Malintzin, a Nahua woman given to Cortés in 1519, spoke Nahuatl and Maya. Her voice shaped —and perhaps bent— the meeting of two worlds.

In March 1519, after the battle of Centla, the chieftains of the Tabasco region gave Hernán Cortés a gift that included gold, cloth and twenty enslaved women. One of them, baptised on the spot as Marina, would prove more decisive than all the gold in the tribute. History would come to know her as La Malinche, and without her the story of Mexico's fall would be, quite literally, a different one.

She had been born around 1500 on the Gulf coast, near Coatzacoalcos, into a noble Nahua lineage. Sold into slavery as a child, she had spent her captivity among Maya-speaking peoples. Hence her rarity and her worth: she spoke Nahuatl, the language of the Mexica, and Maya as well. And that second language fit an extraordinary coincidence Cortés had carried with him from Yucatán.

Months earlier, the captain had ransomed Jerónimo de Aguilar, a shipwrecked Spanish cleric who had spent eight years as a captive among the Maya and had learned their tongue. Aguilar knew Spanish and Maya, but not a word of Nahuatl. Marina knew Nahuatl and Maya, but no Spanish. Together they formed a chain able to span the gulf: a Mexica spoke in Nahuatl, Marina turned it into Maya, Aguilar rendered it into Spanish for Cortés, and the reply travelled back the same way in reverse. Two interpreters, three languages, an improvised bridge on which the first dialogue between Castile and Moctezuma's empire rested.

That relay did not last long. Marina learned Spanish with a speed that astonished the conquistadors themselves, and soon Aguilar was redundant: she translated directly, from Nahuatl into Spanish and back. The soldiers began to call her la lengua —"the tongue"— and to her Nahuatl name, Malintzin, they added the reverential suffix -tzin the Mexica reserved for people of standing. She was no ordinary slave hauling loads: she was the voice without which orders did not arrive and alliances were not sealed.

Her presence runs through every decisive episode. At Cholula, according to the chronicles, it was she who warned Cortés of an ambush being prepared against the Spaniards —a warning followed by a massacre whose true course historians still debate. In November 1519, when Cortés and Moctezuma finally met on the causeway leading into Tenochtitlan, it was Marina's voice that passed between the emperor and the foreign captain. Bernal Díaz del Castillo, the soldier and chronicler who knew her, put it plainly: without doña Marina "we could not have understood the language of New Spain and Mexico." A son of hers by Cortés, Martín, born around 1522, has been described as one of the first mestizos of New Spain.

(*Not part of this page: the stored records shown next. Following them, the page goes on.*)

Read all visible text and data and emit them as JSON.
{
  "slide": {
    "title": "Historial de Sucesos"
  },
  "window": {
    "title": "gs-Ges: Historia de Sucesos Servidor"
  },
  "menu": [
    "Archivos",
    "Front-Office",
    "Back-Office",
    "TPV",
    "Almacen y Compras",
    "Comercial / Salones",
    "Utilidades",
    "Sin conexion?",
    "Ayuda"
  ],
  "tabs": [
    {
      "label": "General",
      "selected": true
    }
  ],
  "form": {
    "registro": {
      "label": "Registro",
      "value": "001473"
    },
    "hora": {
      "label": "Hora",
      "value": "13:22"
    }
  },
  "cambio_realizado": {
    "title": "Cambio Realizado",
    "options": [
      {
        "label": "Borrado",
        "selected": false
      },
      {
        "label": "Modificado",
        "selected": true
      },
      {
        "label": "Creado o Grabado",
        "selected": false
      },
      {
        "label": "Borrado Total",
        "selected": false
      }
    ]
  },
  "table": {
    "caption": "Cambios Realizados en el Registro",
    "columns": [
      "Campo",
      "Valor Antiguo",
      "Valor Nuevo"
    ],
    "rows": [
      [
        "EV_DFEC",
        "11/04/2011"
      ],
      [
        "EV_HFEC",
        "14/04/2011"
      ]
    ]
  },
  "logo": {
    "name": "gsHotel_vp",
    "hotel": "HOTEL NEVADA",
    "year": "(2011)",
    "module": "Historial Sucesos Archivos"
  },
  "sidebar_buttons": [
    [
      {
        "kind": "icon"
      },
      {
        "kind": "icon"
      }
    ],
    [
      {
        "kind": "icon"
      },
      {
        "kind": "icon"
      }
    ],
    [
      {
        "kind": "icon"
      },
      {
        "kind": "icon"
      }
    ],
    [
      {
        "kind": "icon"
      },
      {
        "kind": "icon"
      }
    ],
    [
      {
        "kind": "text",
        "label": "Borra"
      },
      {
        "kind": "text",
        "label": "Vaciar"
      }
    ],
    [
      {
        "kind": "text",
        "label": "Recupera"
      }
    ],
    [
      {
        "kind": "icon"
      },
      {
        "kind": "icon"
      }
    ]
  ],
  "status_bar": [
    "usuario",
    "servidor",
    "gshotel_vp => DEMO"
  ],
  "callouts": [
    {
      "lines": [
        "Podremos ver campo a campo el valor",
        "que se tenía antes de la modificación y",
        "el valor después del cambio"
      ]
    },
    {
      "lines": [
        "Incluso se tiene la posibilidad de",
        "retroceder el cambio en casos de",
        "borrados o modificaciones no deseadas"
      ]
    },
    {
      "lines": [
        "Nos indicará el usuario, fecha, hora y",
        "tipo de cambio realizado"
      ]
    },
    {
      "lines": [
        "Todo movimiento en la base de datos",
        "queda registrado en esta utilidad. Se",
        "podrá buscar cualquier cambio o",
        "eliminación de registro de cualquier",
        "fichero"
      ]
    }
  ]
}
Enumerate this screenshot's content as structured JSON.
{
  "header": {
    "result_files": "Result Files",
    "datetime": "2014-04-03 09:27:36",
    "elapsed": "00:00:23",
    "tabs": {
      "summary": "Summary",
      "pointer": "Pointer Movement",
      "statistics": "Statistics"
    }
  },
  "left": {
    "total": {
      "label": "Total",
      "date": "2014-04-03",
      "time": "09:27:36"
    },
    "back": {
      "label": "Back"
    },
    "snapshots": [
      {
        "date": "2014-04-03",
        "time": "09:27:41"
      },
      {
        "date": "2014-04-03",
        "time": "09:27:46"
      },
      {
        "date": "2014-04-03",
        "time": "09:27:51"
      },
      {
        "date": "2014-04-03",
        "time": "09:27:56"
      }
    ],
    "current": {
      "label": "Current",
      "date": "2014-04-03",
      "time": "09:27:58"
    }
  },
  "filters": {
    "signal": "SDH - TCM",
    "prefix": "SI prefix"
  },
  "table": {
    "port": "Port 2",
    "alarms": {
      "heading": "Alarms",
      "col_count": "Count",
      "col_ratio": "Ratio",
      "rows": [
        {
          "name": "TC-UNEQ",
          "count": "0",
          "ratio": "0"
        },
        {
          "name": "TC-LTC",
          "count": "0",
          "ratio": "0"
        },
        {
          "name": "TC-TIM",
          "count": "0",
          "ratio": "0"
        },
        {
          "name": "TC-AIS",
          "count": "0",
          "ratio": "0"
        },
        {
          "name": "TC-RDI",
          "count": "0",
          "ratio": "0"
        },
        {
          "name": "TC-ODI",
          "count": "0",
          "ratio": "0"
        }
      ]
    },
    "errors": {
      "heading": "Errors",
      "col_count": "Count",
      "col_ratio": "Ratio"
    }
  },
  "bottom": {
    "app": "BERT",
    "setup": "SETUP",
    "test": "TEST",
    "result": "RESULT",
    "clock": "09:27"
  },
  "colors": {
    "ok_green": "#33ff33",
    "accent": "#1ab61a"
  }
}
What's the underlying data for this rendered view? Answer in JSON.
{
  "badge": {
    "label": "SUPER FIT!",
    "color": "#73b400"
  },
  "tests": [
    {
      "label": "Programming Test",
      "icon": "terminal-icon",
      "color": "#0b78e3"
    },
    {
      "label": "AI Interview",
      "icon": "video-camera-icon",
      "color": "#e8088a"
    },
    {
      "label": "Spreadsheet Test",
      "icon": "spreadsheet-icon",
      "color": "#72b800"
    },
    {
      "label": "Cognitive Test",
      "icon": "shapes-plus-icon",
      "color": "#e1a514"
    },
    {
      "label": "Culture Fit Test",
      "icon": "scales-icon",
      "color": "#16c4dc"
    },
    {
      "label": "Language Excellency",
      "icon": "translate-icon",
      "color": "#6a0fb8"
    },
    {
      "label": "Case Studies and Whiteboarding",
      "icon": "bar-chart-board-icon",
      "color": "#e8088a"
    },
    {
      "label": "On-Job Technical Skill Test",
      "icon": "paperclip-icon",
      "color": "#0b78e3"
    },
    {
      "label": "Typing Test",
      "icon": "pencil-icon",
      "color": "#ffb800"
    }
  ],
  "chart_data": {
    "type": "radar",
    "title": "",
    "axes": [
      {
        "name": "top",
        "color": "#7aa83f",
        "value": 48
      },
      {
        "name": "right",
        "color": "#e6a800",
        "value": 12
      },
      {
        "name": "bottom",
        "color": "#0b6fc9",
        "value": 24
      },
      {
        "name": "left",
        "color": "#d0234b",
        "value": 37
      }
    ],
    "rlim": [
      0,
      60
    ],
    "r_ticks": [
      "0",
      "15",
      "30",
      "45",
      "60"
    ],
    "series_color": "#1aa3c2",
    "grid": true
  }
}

Mexican memory has not treated her with the reverence of that -tzin. Over time her figure became the emblem of an uncomfortable dilemma, and from her name came the word malinchismo: the tendency to prefer the foreign and to look down on one's own. Other, more recent readings see her as victim rather than traitor: a woman enslaved twice over, with no homeland to be loyal to, who used the only thing she had —her languages— to survive on the side that held power. It is not for us to settle that debate, which belongs to Mexico and its history. What is worth holding onto is the fact: it was the translated word, not the sword alone, that decided many of those encounters.

From that voice to today

La Malinche holds the most uncomfortable truth of the trade: whoever translates is no neutral conduit. They choose, they shade, they know things the parties do not, and for an instant they occupy the exact centre of power. Which is why an interpreter's responsibility is as great as their influence. Five centuries on, when a sworn translator certifies that a document faithfully says what it says, they wield that same quiet authority: to be, for those who share no language, the one bridge across which the truth can pass.